Kentucky just became the 47th state to enact breach notification legislation. For businesses, that means that there is a now a legal obligation to inform customers when a data breach occurs that could leave them vulnerable to identify theft. No business's security system is safe from hackers. You may recall that in January 2014, Target reported that between 70 to 110 million of its customers had personal information stolen in a widespread data breach during the holiday season. Data breaches, whether big or small, can leave customers exposed to fraudulent activity and cause massive reputational damage to businesses.

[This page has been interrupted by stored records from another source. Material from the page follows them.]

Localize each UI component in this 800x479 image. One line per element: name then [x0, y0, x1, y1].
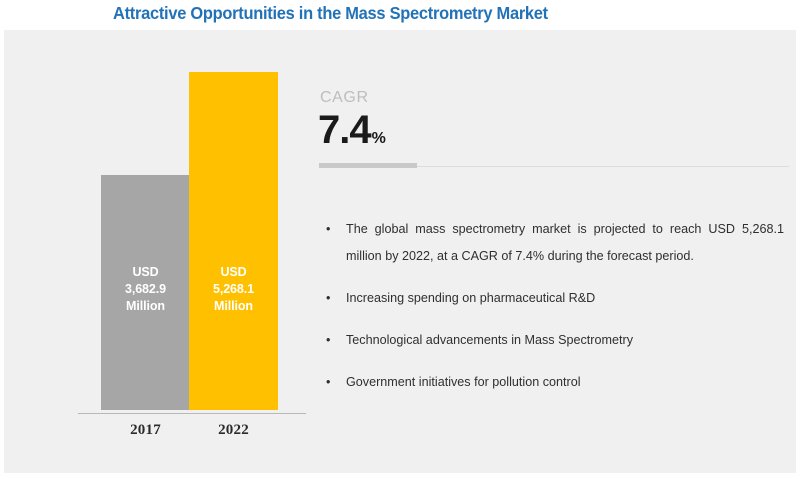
list-item-text: Increasing spending on pharmaceutical R&…	[346, 291, 595, 305]
bar-2017-label-line1: USD	[132, 265, 158, 279]
list-item: • Increasing spending on pharmaceutical …	[314, 285, 796, 312]
bar-2017[interactable]: USD 3,682.9 Million	[101, 175, 190, 410]
x-axis-line	[78, 413, 306, 414]
cagr-percent-sign: %	[372, 130, 386, 148]
bar-2017-label-line3: Million	[126, 299, 165, 313]
list-item-text: Government initiatives for pollution con…	[346, 375, 581, 389]
cagr-value: 7.4 %	[318, 110, 386, 150]
title-bar: Attractive Opportunities in the Mass Spe…	[0, 0, 800, 30]
list-item: • The global mass spectrometry market is…	[314, 216, 796, 270]
bar-2022-label-line1: USD	[220, 265, 246, 279]
bar-chart: USD 3,682.9 Million USD 5,268.1 Million …	[4, 30, 314, 473]
bar-2022[interactable]: USD 5,268.1 Million	[189, 72, 278, 410]
divider-accent	[319, 163, 417, 168]
list-item-text: Technological advancements in Mass Spect…	[346, 333, 633, 347]
list-item: • Government initiatives for pollution c…	[314, 369, 796, 396]
cagr-number: 7.4	[318, 110, 371, 150]
bullet-point-icon: •	[326, 327, 330, 354]
axis-tick-2022: 2022	[189, 422, 278, 439]
highlights-list: • The global mass spectrometry market is…	[314, 216, 796, 396]
axis-tick-2017: 2017	[101, 422, 190, 439]
bar-2022-label: USD 5,268.1 Million	[189, 264, 278, 315]
bullet-point-icon: •	[326, 216, 330, 243]
bar-2022-label-line3: Million	[214, 299, 253, 313]
page-title: Attractive Opportunities in the Mass Spe…	[113, 3, 548, 24]
summary-panel: CAGR 7.4 % • The global mass spectrometr…	[314, 30, 796, 473]
cagr-label: CAGR	[320, 89, 369, 107]
content-panel: USD 3,682.9 Million USD 5,268.1 Million …	[4, 30, 796, 473]
bullet-point-icon: •	[326, 285, 330, 312]
list-item-text: The global mass spectrometry market is p…	[346, 222, 784, 263]
list-item: • Technological advancements in Mass Spe…	[314, 327, 796, 354]
bar-2017-label: USD 3,682.9 Million	[101, 264, 190, 315]
bar-2017-label-line2: 3,682.9	[125, 282, 166, 296]
bar-2022-label-line2: 5,268.1	[213, 282, 254, 296]
bullet-point-icon: •	[326, 369, 330, 396]
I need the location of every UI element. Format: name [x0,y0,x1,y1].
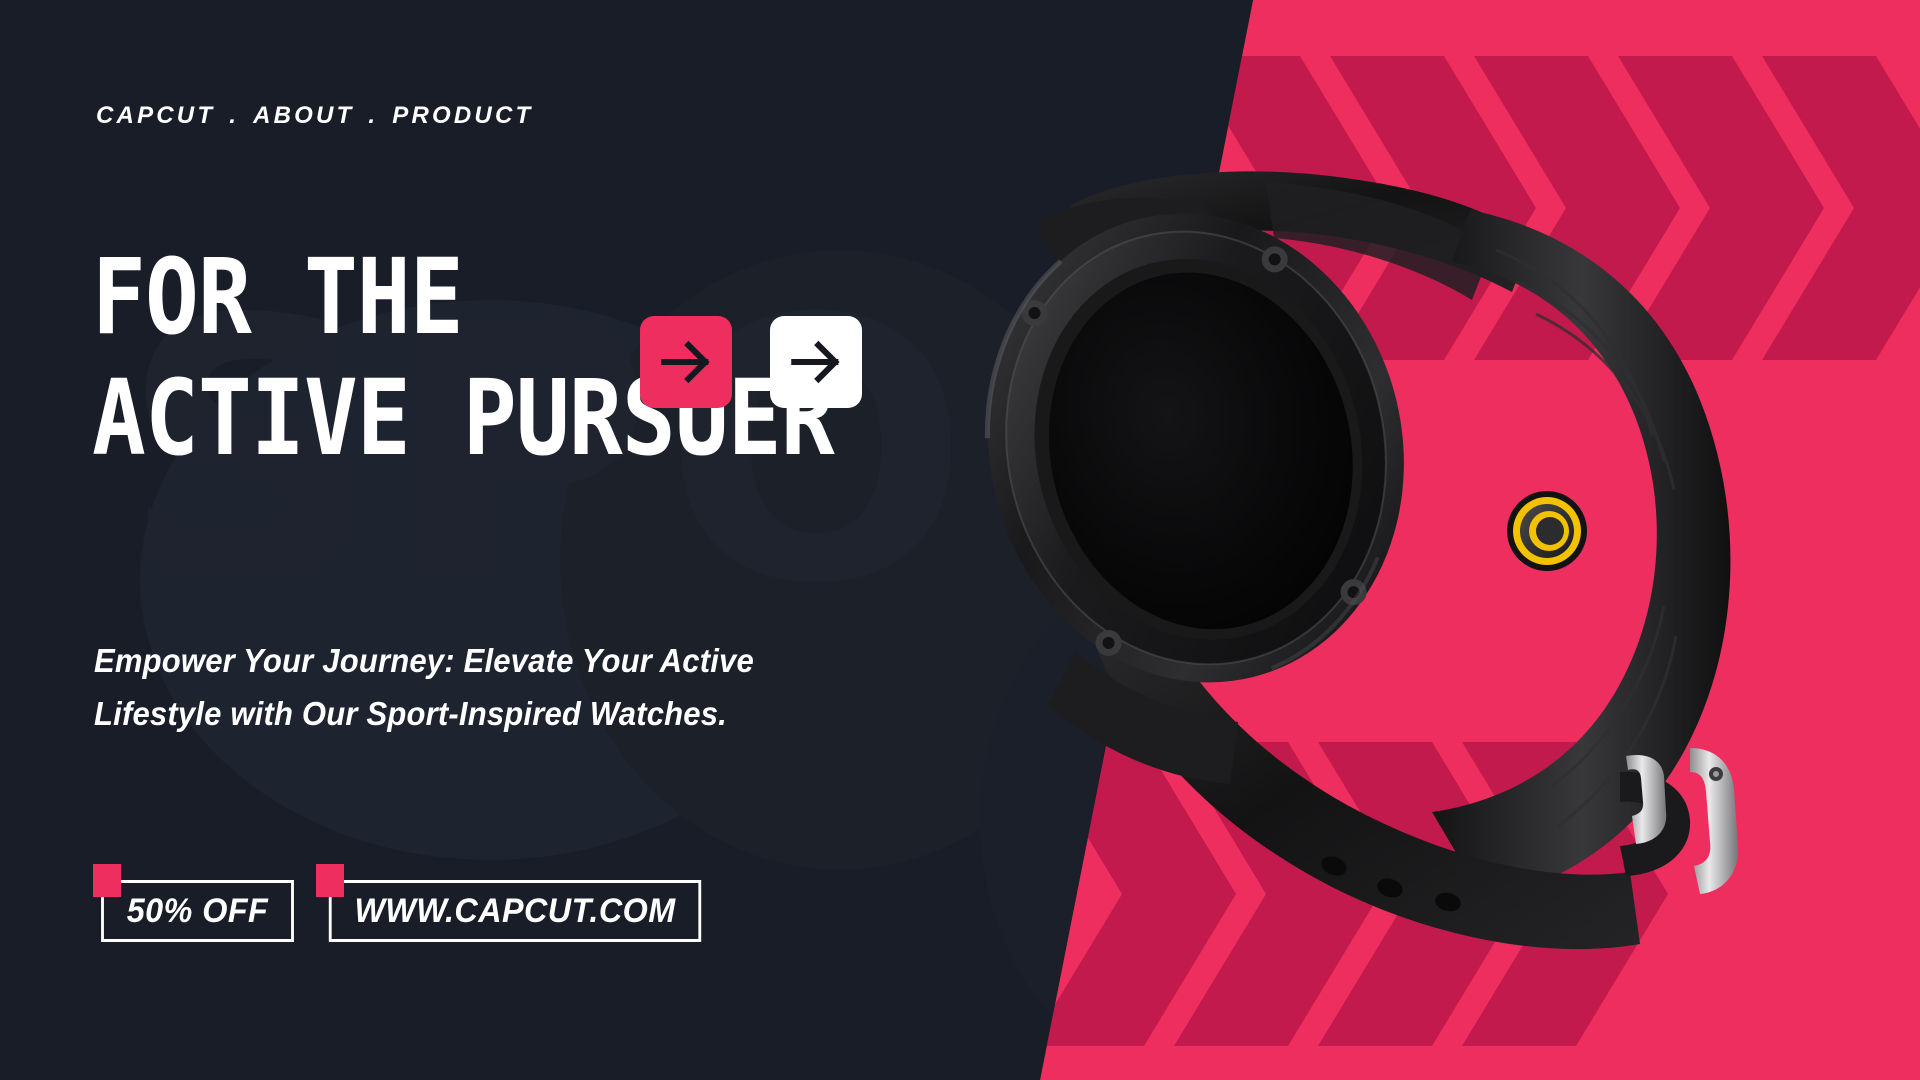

Pursuant to House Bill 232's provisions, a security breach is defined as "the unauthorized acquisition of unencrypted, unredacted computerized data that compromises the security, confidentiality, or integrity of personally identifiable information maintained by the information holder [i.e., business] as part of a database regarding multiple individuals that causes or leads the information holder to believe has caused or will cause identity theft or fraud against a Kentucky resident."
"Personally identifiable information" includes an individual's first name or first initial and last name in combination with one or more of the following unredacted data elements: (1) Social Security number; (2) driver's license number; or (3) account number, credit or debit card number in combination with any required security code, access code, or password that would permit access to an individual's financial account.
Upon notice or discovery that a security breach has occurred, a business must inform Kentucky residents of the breach "in the most expedient time possible and without unreasonable delay," consistent with the legitimate needs of law enforcement and any measures necessary to determine the scope of the breach and restore the reasonable integrity of the data system.
Notification can be carried out in several ways:
(a) Written notice;
(b) Electronic notice, if the notice provided is consistent with the provisions regarding electronic records and signatures set forth in 15 U.S.C. sec. 7001; or
(c) Substitute notice, if the information holder demonstrates that the cost of providing notice would exceed two hundred fifty thousand dollars ($250,000), or that the affected class of subject persons to be notified exceeds five hundred thousand (500,000), or the information holder does not have sufficient contact information. Substitute notice shall consist of all of the following:
1. E-mail notice, when the information holder has an e-mail address for the subject persons;
2. Conspicuous posting of the notice on the information holder's Internet Web site page, if the information holder maintains a Web site page; and
3. Notification to major statewide media.
In the event that a large-scale data breach occurs, requiring notification of more than 1,000 persons at one time, consumer reporting agencies must be notified without unreasonably delay.
The provisions in House Bill 232 do not apply to any person or entity subject to Title V of the Gramm-Leach-Bliley Act, any person or entity subject to HIPAA, or any Kentucky agencies, local governments, or political subdivisions. Further, a business that maintains its own notification procedures as part of an information security policy may be deemed compliant with House Bill 232, as long as the policy's timing requirements are consistent with those established in the bill and affected residents are notified in accordance with the policy.